To escape the dangerous situation of vendetta justice, which degenerates
quickly into epidemic violence, justice first passed into the system of
scapegoat justice, where blame was transferred to a surrogate victim,
eventually an animal. After that, justice was assigned by impartial judges with
no relation to anyone in the case. The judge need not be without sin, just
without bribe. Atheists certainly do not think justice is impossible because it
will likely never be perfect. We have to do the best we can with what (and who)
we’ve got, namely us.
It
seems to me that the liberal and radical opposition to capital punishment is a
blatant case of the moral decadence Nietzsche blamed on Christianity. Why? The
spectacle of bleeding heart protesters holding a candle-light vigil for the
latest convicted serial-killer shows this perversity in the starkest possible
light.

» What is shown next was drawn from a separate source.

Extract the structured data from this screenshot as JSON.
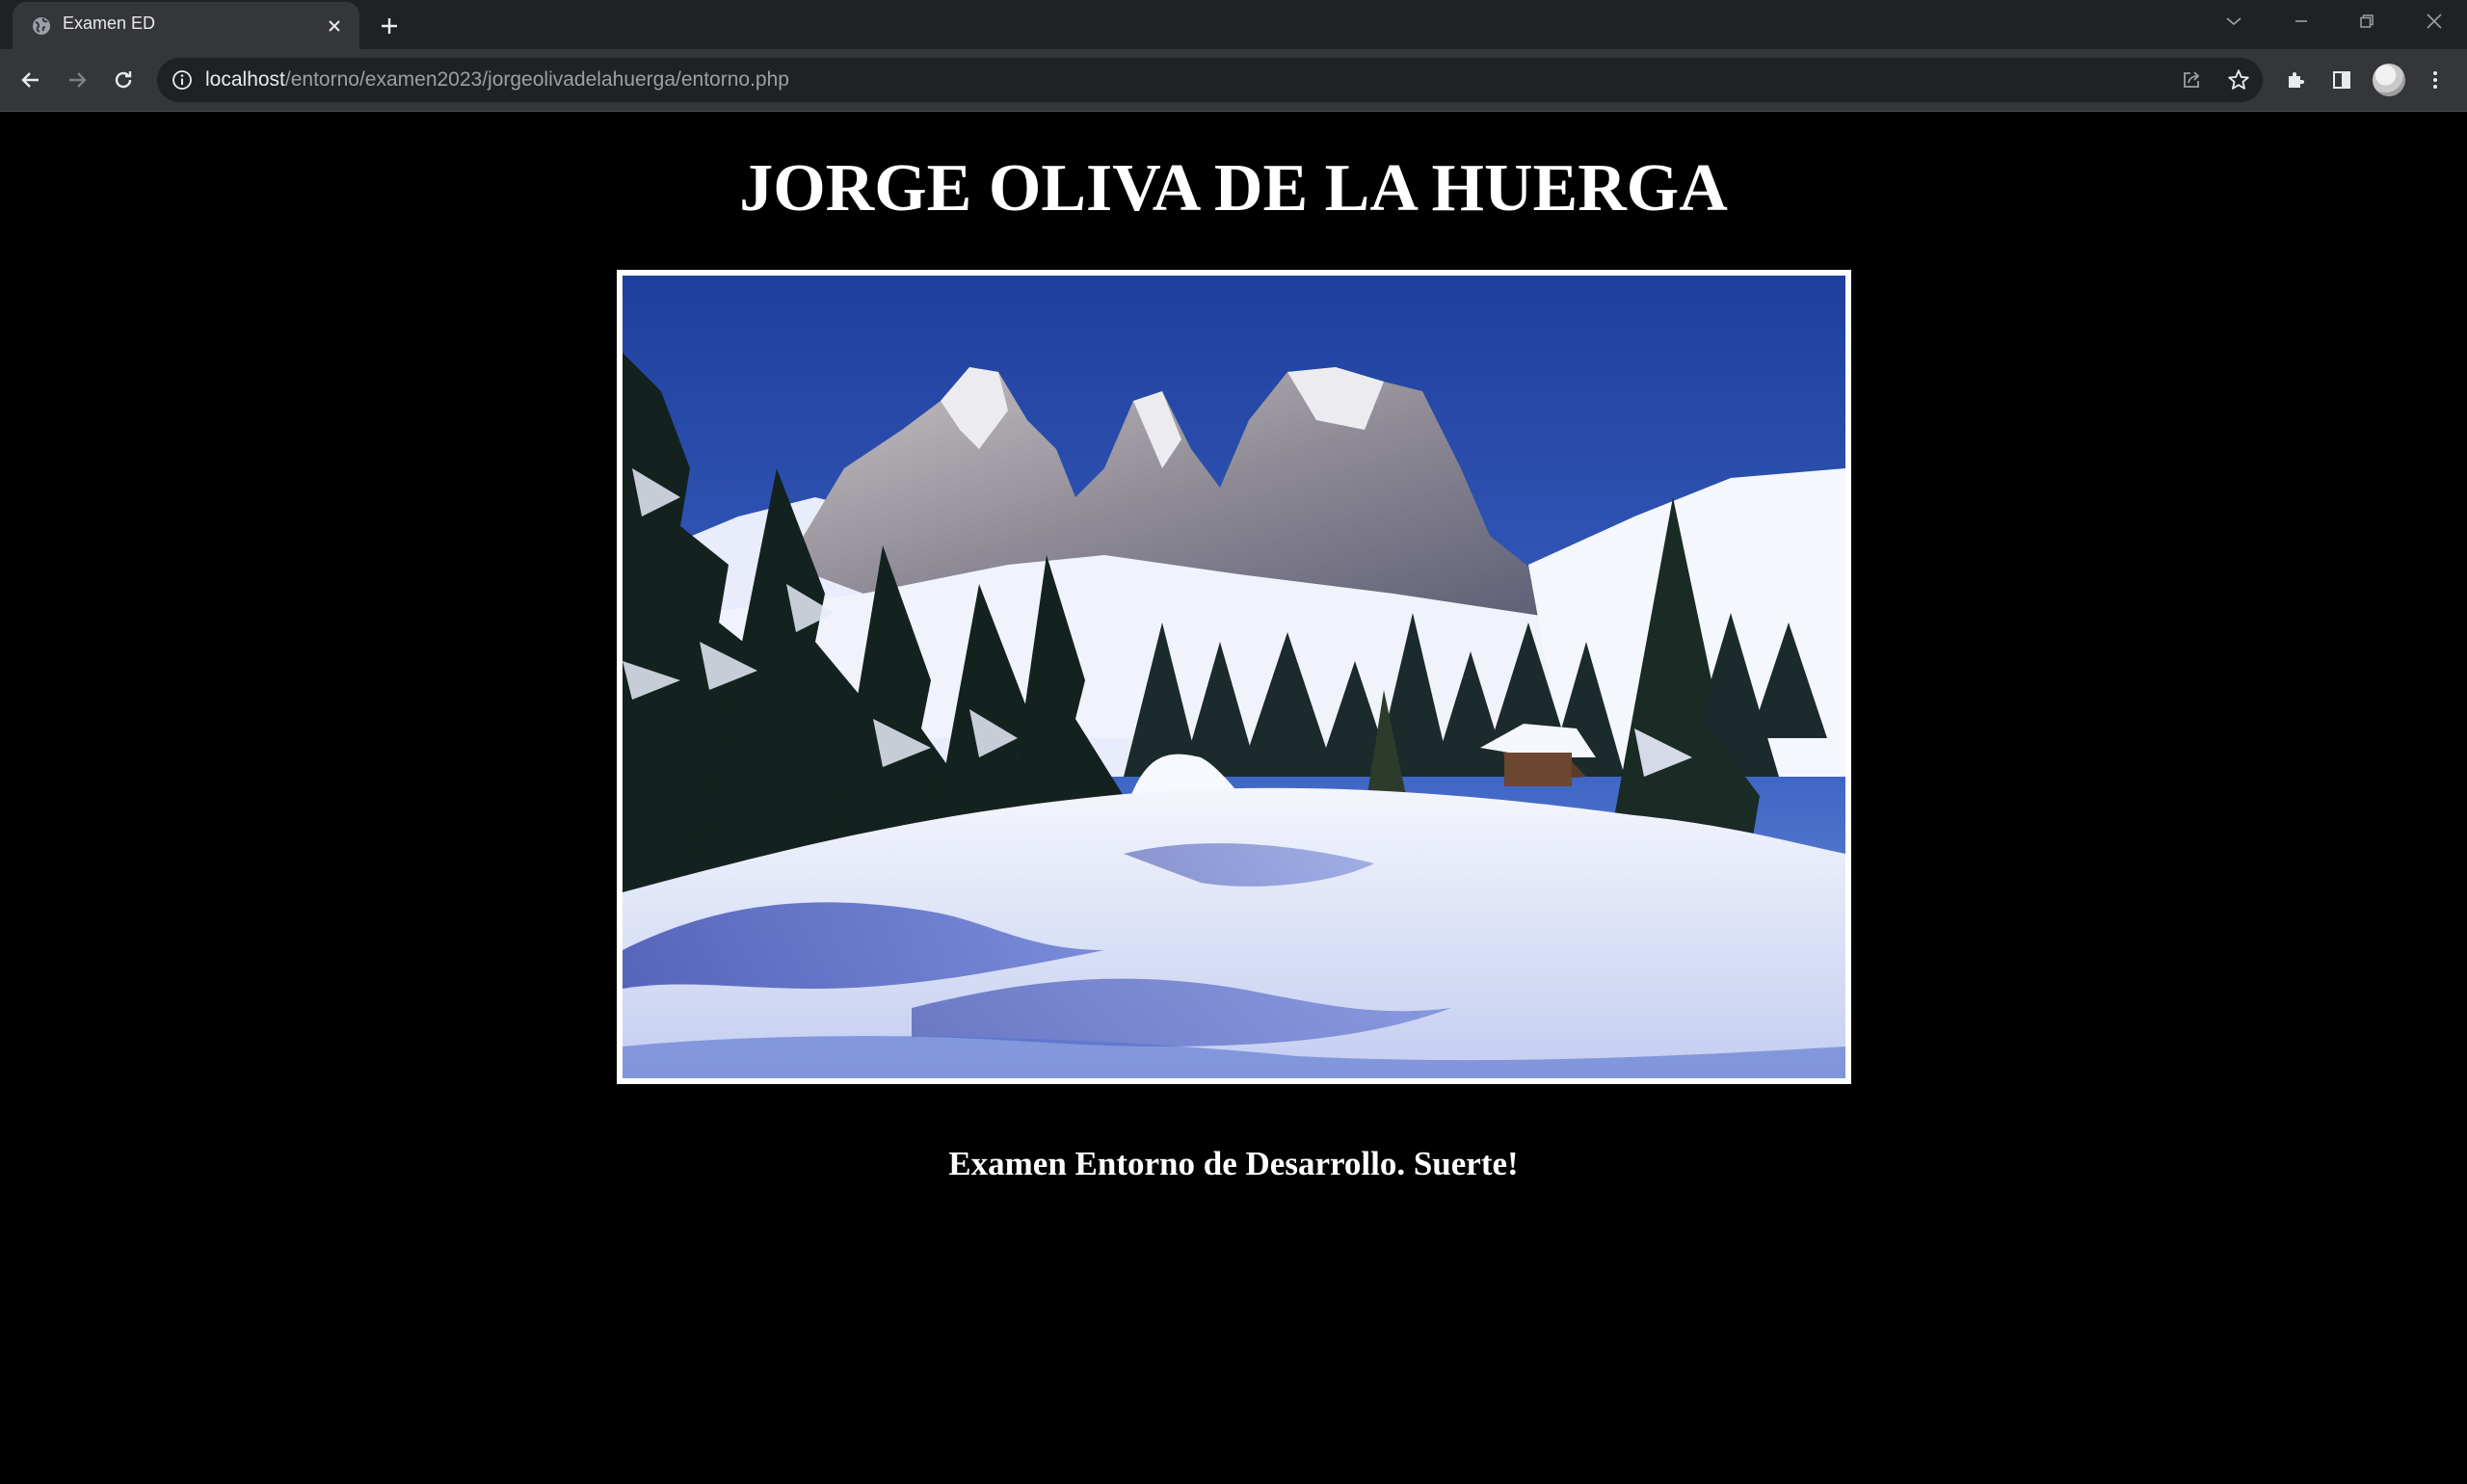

Such protesters imagine that there is no moral difference between the
unfeeling murderer and the state who executes him, as if “killing” were the
only relevant feature defining the situation. That is absurd, like placing
Hitler and his victims on the same level. Don’t you see where this irony comes
from? For one thing, it stems directly from the herd mentality whereby the
cringing slave seeks refuge in a mass of morally equal faceless drones. Let no
one be judged on merit! The doctrine of salvation by grace, whereby all are
deemed equal in God’s sight, is, as Feuerbach knew, the refuge of the guilty
coward. See? If Jeff Dahmer can’t be held responsible,
then neither can I, for I will never be guilty of anything remotely so bad!
It
is a moral version of the reluctance of teachers unions to accept professional
competency testing or merit pay. How much safer to take refuge in the miasma of
the collective which no one ever calls to task. Objectors to capital punishment
are reducing the killer and the state to what Rene Girard calls “mimetic
doubles,” between whom no moral distinction can any more be drawn. And this is
to upend the rules of the only game in town, the Social Compact. Why should
atheists join the religious in crusading on behalf of their dogma that all
human lives are to be protected no matter what? Now, to war. Not all or even most Christians oppose it.
Strictly, total pacifism is the heritage of the Radical Reformation (Amish,
Mennonites, Church of the Brethren, Dunkers) and groups following in their
footsteps (some Baptists, Quakers). What is the thinking here? They believe
that Jesus forbade warfare when he urged people not to respond in kind when
slapped or abused. Whether one can extrapolate from this to national defense is
a complex hermeneutical question, but that is the extrapolation pacifists make.
It is important to see how pacifism is rooted not just historically but logically
in the ethic of Christianity. The very idea presupposes the Christian hope of
salvation. The radical Christian will gladly suffer martyrdom for his refusal
to shed his enemy’s blood, if it comes to that (and it would very quickly once a hypothetical nation of pacifists were invaded by Nazis).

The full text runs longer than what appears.